January7, 2007: As Algeria and the U.S. exchange information on Algerian Islamic terrorists, they find a common pattern. Many Algerian terrorists, who have "disappeared" from view in Algeria, are showing up in Iraq (where they are killed, captured or mentioned by prisoners), in a Western prison, or under surveillance by Western security agencies. Fewer Algerians are going ti Iraq, apparently after noting the high probability of getting killed or captured there. Algerian terrorists are trying to establish themselves in the West (Europe, Canada, Australia.) The GSPC members share information via the Internet on how to work the legal and social welfare systems of Western countries, in order to stay out of jail, and get the local governments to pay for living expenses. But known GSPC members are closely watched, and know they will be picked up if they are caught planning an terrorist operations. GSPC members are also active in Arab countries, but this is more dangerous. Especially in North Africa, counter-terror operations are very active, and effective. Morocco and Libya are particularly energetic in hunting, and catching, Islamic terrorists (who threaten the local governments). Meanwhile, the GSPC leadership insists that it will carry on the struggle to establish an Islamic state in North Africa, and, in a telling and pathetic gesture, publicly calls on Osama bin Laden for "instructions."
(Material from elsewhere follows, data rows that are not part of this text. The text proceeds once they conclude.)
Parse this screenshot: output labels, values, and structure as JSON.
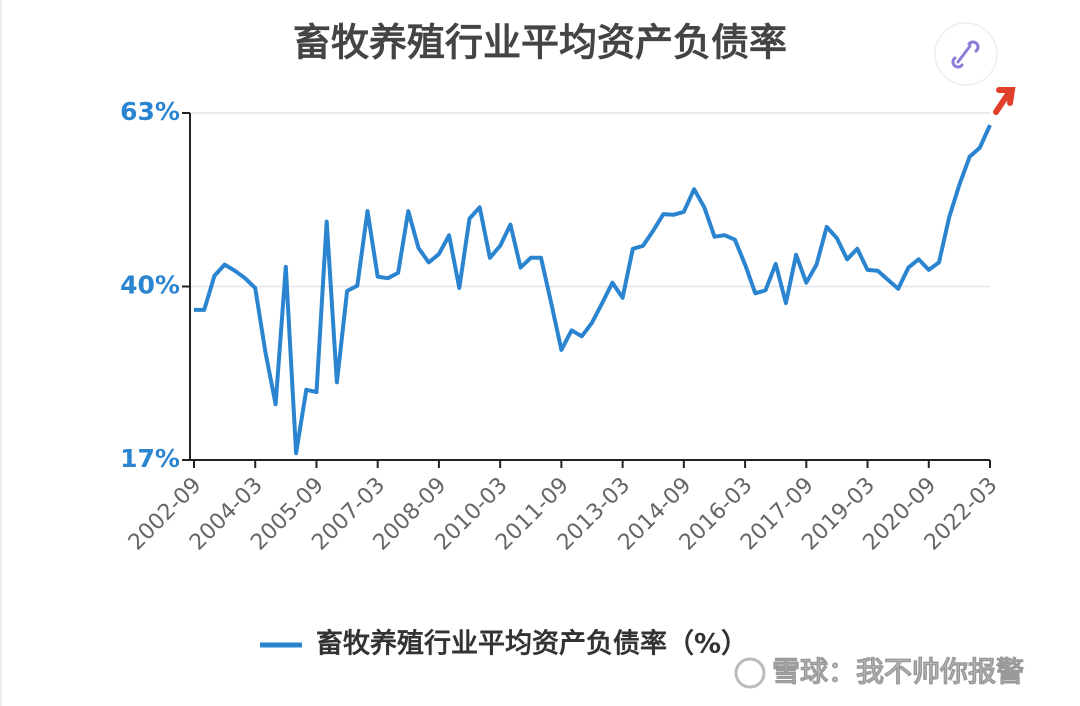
{
  "chart_data": {
    "type": "line",
    "title": "畜牧养殖行业平均资产负债率",
    "categories": [
      "2002-09",
      null,
      null,
      null,
      null,
      null,
      "2004-03",
      null,
      null,
      null,
      null,
      null,
      "2005-09",
      null,
      null,
      null,
      null,
      null,
      "2007-03",
      null,
      null,
      null,
      null,
      null,
      "2008-09",
      null,
      null,
      null,
      null,
      null,
      "2010-03",
      null,
      null,
      null,
      null,
      null,
      "2011-09",
      null,
      null,
      null,
      null,
      null,
      "2013-03",
      null,
      null,
      null,
      null,
      null,
      "2014-09",
      null,
      null,
      null,
      null,
      null,
      "2016-03",
      null,
      null,
      null,
      null,
      null,
      "2017-09",
      null,
      null,
      null,
      null,
      null,
      "2019-03",
      null,
      null,
      null,
      null,
      null,
      "2020-09",
      null,
      null,
      null,
      null,
      null,
      "2022-03"
    ],
    "series": [
      {
        "name": "畜牧养殖行业平均资产负债率（%）",
        "color": "#2b84cf",
        "values": [
          36.9,
          36.9,
          41.4,
          42.9,
          42.1,
          41.1,
          39.8,
          31.3,
          24.4,
          42.6,
          17.9,
          26.3,
          26.0,
          48.6,
          27.3,
          39.4,
          40.1,
          50.0,
          41.3,
          41.1,
          41.8,
          50.0,
          45.1,
          43.2,
          44.3,
          46.8,
          39.8,
          49.0,
          50.5,
          43.8,
          45.4,
          48.2,
          42.5,
          43.8,
          43.8,
          37.8,
          31.6,
          34.2,
          33.4,
          35.2,
          37.8,
          40.5,
          38.5,
          45.0,
          45.4,
          47.4,
          49.6,
          49.5,
          49.9,
          52.9,
          50.5,
          46.6,
          46.8,
          46.2,
          42.9,
          39.1,
          39.5,
          43.0,
          37.8,
          44.2,
          40.5,
          42.9,
          47.9,
          46.4,
          43.6,
          45.0,
          42.2,
          42.1,
          40.9,
          39.7,
          42.5,
          43.6,
          42.2,
          43.2,
          49.2,
          53.5,
          57.2,
          58.4,
          61.4
        ]
      }
    ],
    "ylim": [
      17,
      63
    ],
    "yticks": [
      {
        "value": 17,
        "label": "17%"
      },
      {
        "value": 40,
        "label": "40%"
      },
      {
        "value": 63,
        "label": "63%"
      }
    ],
    "grid": true,
    "watermark": "雪球：我不帅你报警"
  }
}
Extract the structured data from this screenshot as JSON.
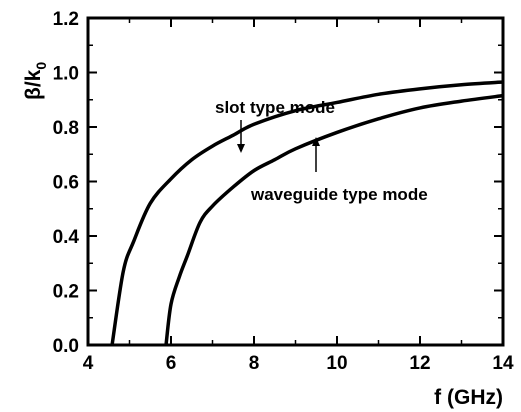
{
  "chart_data": {
    "type": "line",
    "title": "",
    "xlabel": "f (GHz)",
    "ylabel": {
      "main": "β/k",
      "sub": "0"
    },
    "xlim": [
      4,
      14
    ],
    "ylim": [
      0,
      1.2
    ],
    "x_ticks": [
      "4",
      "6",
      "8",
      "10",
      "12",
      "14"
    ],
    "y_ticks": [
      "0.0",
      "0.2",
      "0.4",
      "0.6",
      "0.8",
      "1.0",
      "1.2"
    ],
    "grid": false,
    "series": [
      {
        "name": "slot type mode",
        "points": [
          [
            4.58,
            0.0
          ],
          [
            4.85,
            0.27
          ],
          [
            5.1,
            0.38
          ],
          [
            5.5,
            0.52
          ],
          [
            6.0,
            0.61
          ],
          [
            6.5,
            0.68
          ],
          [
            7.0,
            0.73
          ],
          [
            7.5,
            0.77
          ],
          [
            8.0,
            0.81
          ],
          [
            9.0,
            0.86
          ],
          [
            10.0,
            0.89
          ],
          [
            11.0,
            0.92
          ],
          [
            12.0,
            0.94
          ],
          [
            13.0,
            0.955
          ],
          [
            14.0,
            0.965
          ]
        ]
      },
      {
        "name": "waveguide type mode",
        "points": [
          [
            5.88,
            0.0
          ],
          [
            6.0,
            0.15
          ],
          [
            6.2,
            0.25
          ],
          [
            6.4,
            0.33
          ],
          [
            6.7,
            0.45
          ],
          [
            7.0,
            0.51
          ],
          [
            7.5,
            0.58
          ],
          [
            8.0,
            0.64
          ],
          [
            8.5,
            0.68
          ],
          [
            9.0,
            0.72
          ],
          [
            10.0,
            0.78
          ],
          [
            11.0,
            0.83
          ],
          [
            12.0,
            0.87
          ],
          [
            13.0,
            0.895
          ],
          [
            14.0,
            0.915
          ]
        ]
      }
    ],
    "annotations": [
      {
        "text": "slot type mode",
        "target_series": "slot type mode"
      },
      {
        "text": "waveguide type mode",
        "target_series": "waveguide type mode"
      }
    ]
  }
}
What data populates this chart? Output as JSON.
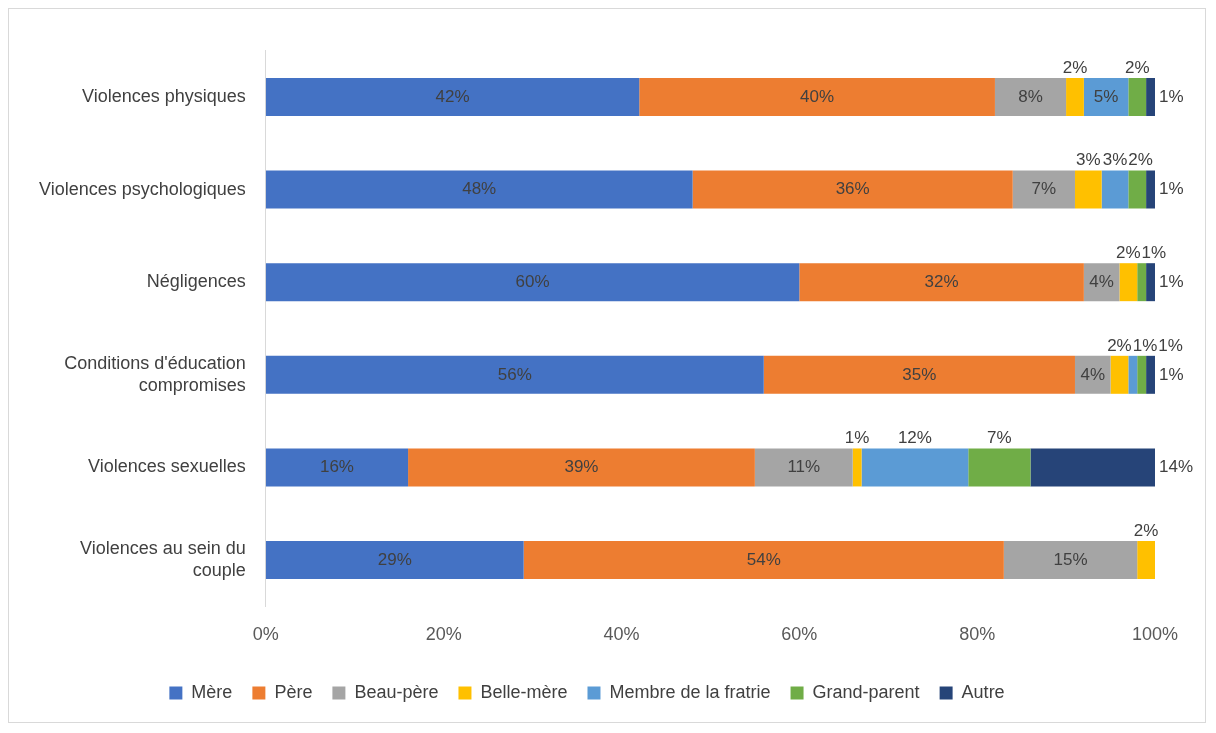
{
  "chart_data": {
    "type": "bar",
    "orientation": "horizontal",
    "stacked": true,
    "categories": [
      "Violences physiques",
      "Violences psychologiques",
      "Négligences",
      "Conditions d'éducation compromises",
      "Violences sexuelles",
      "Violences au sein du couple"
    ],
    "series": [
      {
        "name": "Mère",
        "color": "#4472c4",
        "values": [
          42,
          48,
          60,
          56,
          16,
          29
        ],
        "value_labels": [
          "42%",
          "48%",
          "60%",
          "56%",
          "16%",
          "29%"
        ]
      },
      {
        "name": "Père",
        "color": "#ed7d31",
        "values": [
          40,
          36,
          32,
          35,
          39,
          54
        ],
        "value_labels": [
          "40%",
          "36%",
          "32%",
          "35%",
          "39%",
          "54%"
        ]
      },
      {
        "name": "Beau-père",
        "color": "#a5a5a5",
        "values": [
          8,
          7,
          4,
          4,
          11,
          15
        ],
        "value_labels": [
          "8%",
          "7%",
          "4%",
          "4%",
          "11%",
          "15%"
        ]
      },
      {
        "name": "Belle-mère",
        "color": "#ffc000",
        "values": [
          2,
          3,
          2,
          2,
          1,
          2
        ],
        "value_labels": [
          "2%",
          "3%",
          "2%",
          "2%",
          "1%",
          "2%"
        ]
      },
      {
        "name": "Membre de la fratrie",
        "color": "#5b9bd5",
        "values": [
          5,
          3,
          0,
          1,
          12,
          0
        ],
        "value_labels": [
          "5%",
          "3%",
          null,
          "1%",
          "12%",
          null
        ]
      },
      {
        "name": "Grand-parent",
        "color": "#70ad47",
        "values": [
          2,
          2,
          1,
          1,
          7,
          0
        ],
        "value_labels": [
          "2%",
          "2%",
          "1%",
          "1%",
          "7%",
          null
        ]
      },
      {
        "name": "Autre",
        "color": "#264478",
        "values": [
          1,
          1,
          1,
          1,
          14,
          0
        ],
        "value_labels": [
          "1%",
          "1%",
          "1%",
          "1%",
          "14%",
          null
        ]
      }
    ],
    "xlim": [
      0,
      100
    ],
    "xticks": [
      {
        "value": 0,
        "label": "0%"
      },
      {
        "value": 20,
        "label": "20%"
      },
      {
        "value": 40,
        "label": "40%"
      },
      {
        "value": 60,
        "label": "60%"
      },
      {
        "value": 80,
        "label": "80%"
      },
      {
        "value": 100,
        "label": "100%"
      }
    ],
    "grid": false,
    "legend": "bottom"
  }
}
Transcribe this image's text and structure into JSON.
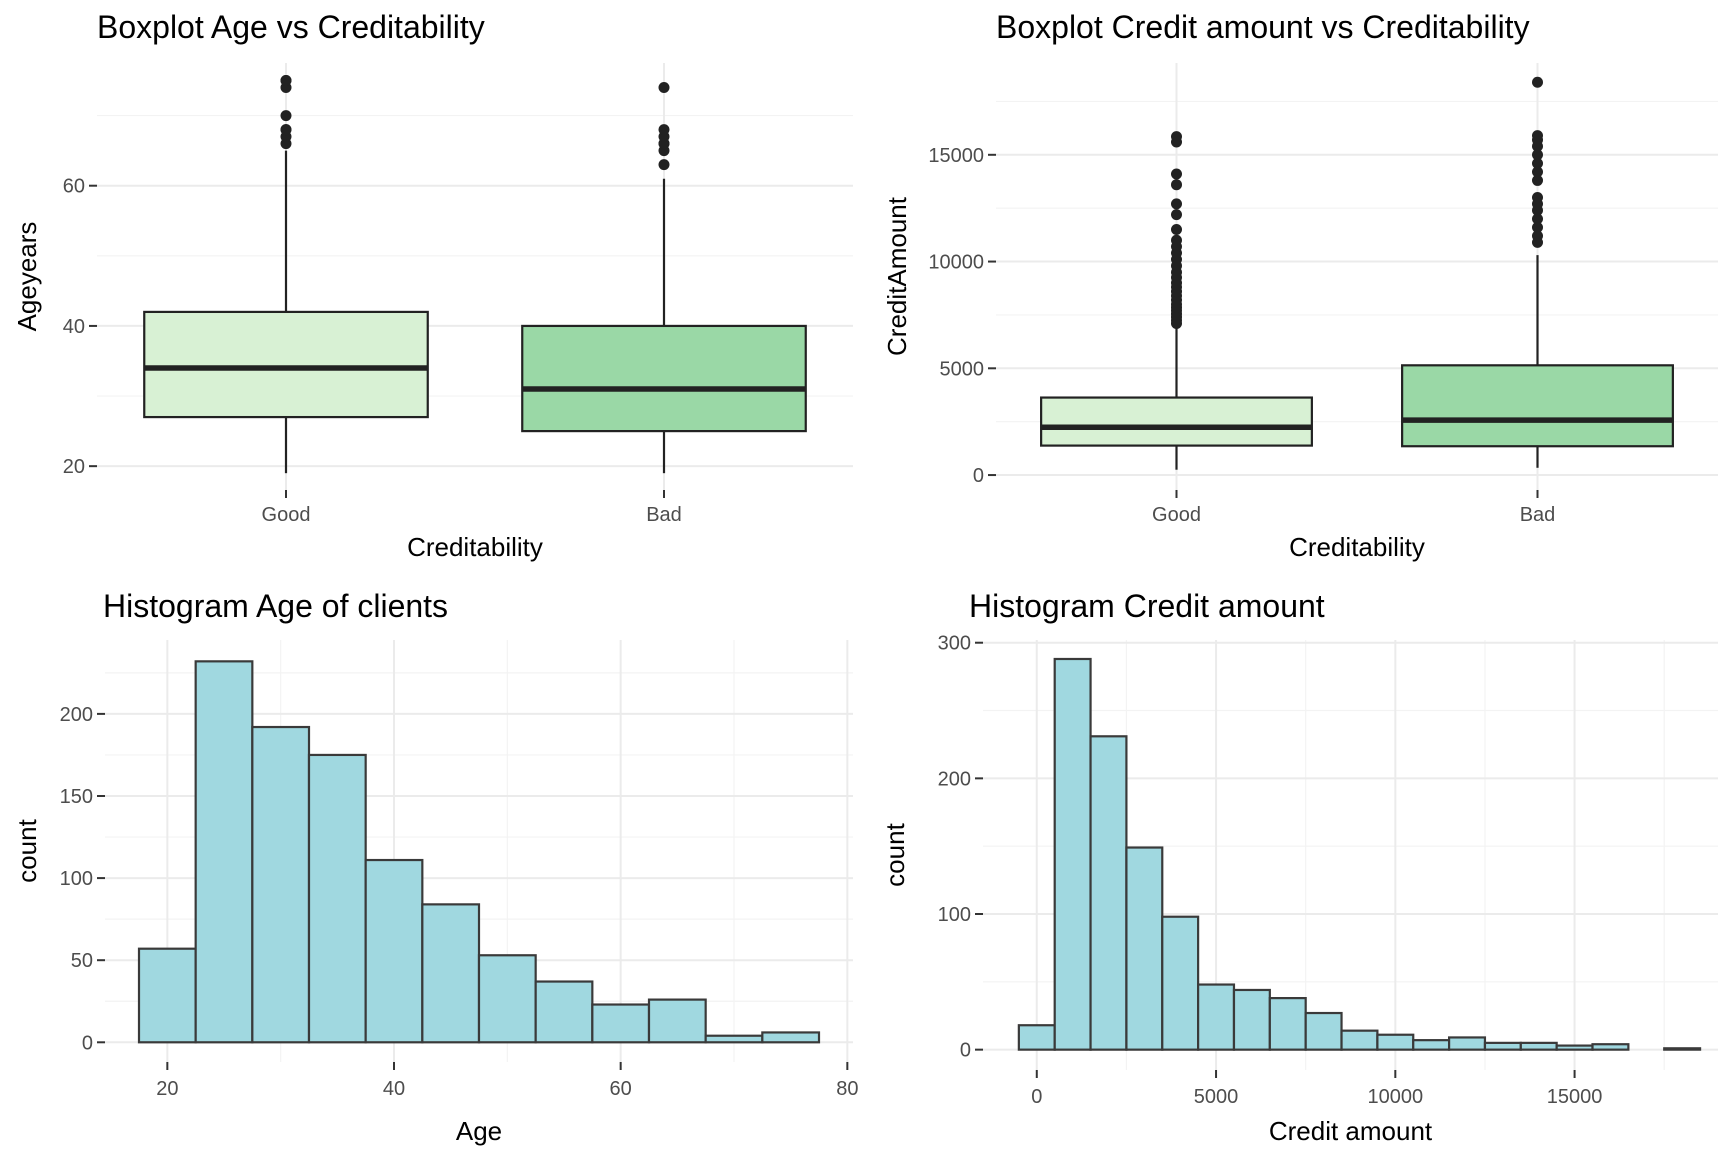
{
  "colors": {
    "box_good": "#d8f1d4",
    "box_bad": "#9ad8a6",
    "hist_fill": "#a0d8e0",
    "panel_bg": "#ffffff",
    "grid": "#ebebeb"
  },
  "chart_data": [
    {
      "id": "age-boxplot",
      "type": "boxplot",
      "title": "Boxplot Age vs Creditability",
      "xlabel": "Creditability",
      "ylabel": "Ageyears",
      "categories": [
        "Good",
        "Bad"
      ],
      "ylim": [
        16.6,
        77.5
      ],
      "yticks": [
        20,
        40,
        60
      ],
      "boxes": [
        {
          "category": "Good",
          "lower_whisker": 19,
          "q1": 27,
          "median": 34,
          "q3": 42,
          "upper_whisker": 65,
          "outliers": [
            66,
            67,
            68,
            68,
            70,
            74,
            75,
            75
          ]
        },
        {
          "category": "Bad",
          "lower_whisker": 19,
          "q1": 25,
          "median": 31,
          "q3": 40,
          "upper_whisker": 61,
          "outliers": [
            63,
            65,
            66,
            66,
            67,
            68,
            74
          ]
        }
      ]
    },
    {
      "id": "credit-boxplot",
      "type": "boxplot",
      "title": "Boxplot Credit amount vs Creditability",
      "xlabel": "Creditability",
      "ylabel": "CreditAmount",
      "categories": [
        "Good",
        "Bad"
      ],
      "ylim": [
        -700,
        19300
      ],
      "yticks": [
        0,
        5000,
        10000,
        15000
      ],
      "boxes": [
        {
          "category": "Good",
          "lower_whisker": 250,
          "q1": 1380,
          "median": 2240,
          "q3": 3630,
          "upper_whisker": 7000,
          "outliers": [
            7100,
            7250,
            7400,
            7550,
            7700,
            7850,
            8000,
            8200,
            8400,
            8600,
            8800,
            9000,
            9250,
            9500,
            9800,
            10100,
            10400,
            10700,
            11000,
            11500,
            12200,
            12700,
            13600,
            14100,
            15600,
            15850
          ]
        },
        {
          "category": "Bad",
          "lower_whisker": 340,
          "q1": 1350,
          "median": 2570,
          "q3": 5140,
          "upper_whisker": 10300,
          "outliers": [
            10900,
            11200,
            11600,
            12000,
            12400,
            12700,
            13000,
            13800,
            14200,
            14600,
            15000,
            15400,
            15700,
            15900,
            18400
          ]
        }
      ]
    },
    {
      "id": "age-histogram",
      "type": "histogram",
      "title": "Histogram Age of clients",
      "xlabel": "Age",
      "ylabel": "count",
      "xlim": [
        14.5,
        80.5
      ],
      "ylim": [
        -12,
        245
      ],
      "xticks": [
        20,
        40,
        60,
        80
      ],
      "yticks": [
        0,
        50,
        100,
        150,
        200
      ],
      "bin_edges": [
        17.5,
        22.5,
        27.5,
        32.5,
        37.5,
        42.5,
        47.5,
        52.5,
        57.5,
        62.5,
        67.5,
        72.5,
        77.5
      ],
      "counts": [
        57,
        232,
        192,
        175,
        111,
        84,
        53,
        37,
        23,
        26,
        4,
        6
      ]
    },
    {
      "id": "credit-histogram",
      "type": "histogram",
      "title": "Histogram Credit amount",
      "xlabel": "Credit amount",
      "ylabel": "count",
      "xlim": [
        -1500,
        19000
      ],
      "ylim": [
        -15,
        302
      ],
      "xticks": [
        0,
        5000,
        10000,
        15000
      ],
      "yticks": [
        0,
        100,
        200,
        300
      ],
      "bin_edges": [
        -500,
        500,
        1500,
        2500,
        3500,
        4500,
        5500,
        6500,
        7500,
        8500,
        9500,
        10500,
        11500,
        12500,
        13500,
        14500,
        15500,
        16500,
        17500,
        18500
      ],
      "counts": [
        18,
        288,
        231,
        149,
        98,
        48,
        44,
        38,
        27,
        14,
        11,
        7,
        9,
        5,
        5,
        3,
        4,
        0,
        1
      ]
    }
  ]
}
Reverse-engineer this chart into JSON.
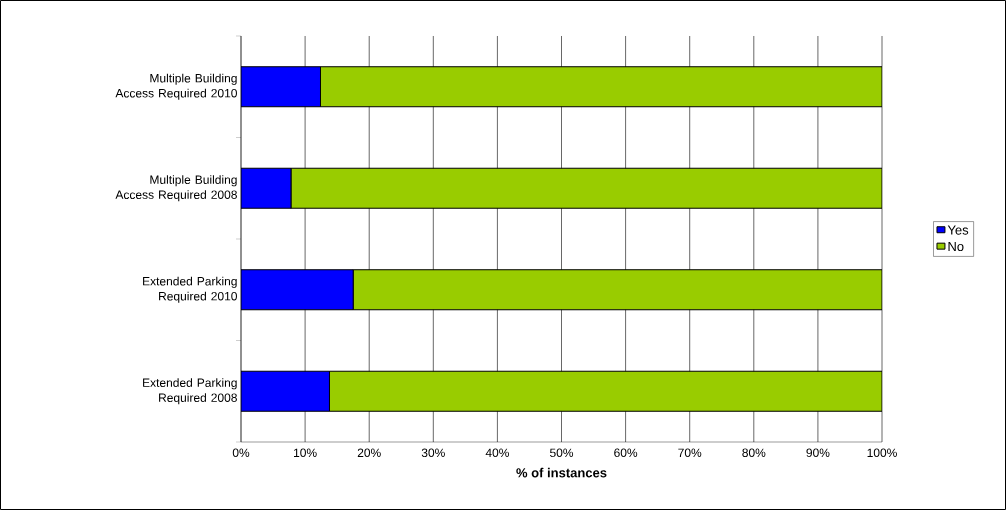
{
  "chart_data": {
    "type": "bar",
    "orientation": "horizontal",
    "stacked": true,
    "xlabel": "% of instances",
    "categories": [
      "Multiple Building Access Required 2010",
      "Multiple Building Access Required 2008",
      "Extended Parking Required 2010",
      "Extended Parking Required 2008"
    ],
    "series": [
      {
        "name": "Yes",
        "color": "#0000ff",
        "values": [
          12.4,
          7.8,
          17.5,
          13.8
        ]
      },
      {
        "name": "No",
        "color": "#99cc00",
        "values": [
          87.6,
          92.2,
          82.5,
          86.2
        ]
      }
    ],
    "xlim": [
      0,
      100
    ],
    "xticks": [
      {
        "value": 0,
        "label": "0%"
      },
      {
        "value": 10,
        "label": "10%"
      },
      {
        "value": 20,
        "label": "20%"
      },
      {
        "value": 30,
        "label": "30%"
      },
      {
        "value": 40,
        "label": "40%"
      },
      {
        "value": 50,
        "label": "50%"
      },
      {
        "value": 60,
        "label": "60%"
      },
      {
        "value": 70,
        "label": "70%"
      },
      {
        "value": 80,
        "label": "80%"
      },
      {
        "value": 90,
        "label": "90%"
      },
      {
        "value": 100,
        "label": "100%"
      }
    ],
    "grid": "x",
    "legend": "right"
  }
}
January 2, 2007: Hassan Hattab, one of the founders of the GSPC, and about a hundred of his followers, have accepted the government amnesty. Hattab was ousted as leader of the GSPC in 2001, and his successor was killed in 2004, and GSPC has been shrinking ever since. Hattab has pretty much stayed in the background since 2001, when more radical members of the GSPC pushed a program of more violence. This turned most Algerians against the Islamic radicals, and led to the collapse of the GSPC.

December 31, 2006:Police arrested two Tunisians, who admitted that they had entered Algeria, via Libya, with the help of Islamic terrorists, to work with the GSPC.

December 24, 2006:On the advice of French security officials, next month's "Dakar Rally" (a vehicle race across the Sahara) will skip Mali. There is fear that Algerian Islamic terrorists (belonging to GSPC) are in the area, and might ambush or kidnap some of the racers. American Special Forces have been training Mali security forces for some time now, but the area where the GSPC remnants can hide out is vast, and controlled by tribes more congenial to Islamic radicalism, than to their own government.

December 22, 2006:A major sweep, some fifty kilometers east of the capital, resulted in three Islamic terrorists dead, and 14 arrested. Some of the arrested were also working with criminal gangs, which is a typical method for terrorists to support themselves, and gain access to goods and services available via the criminal underground.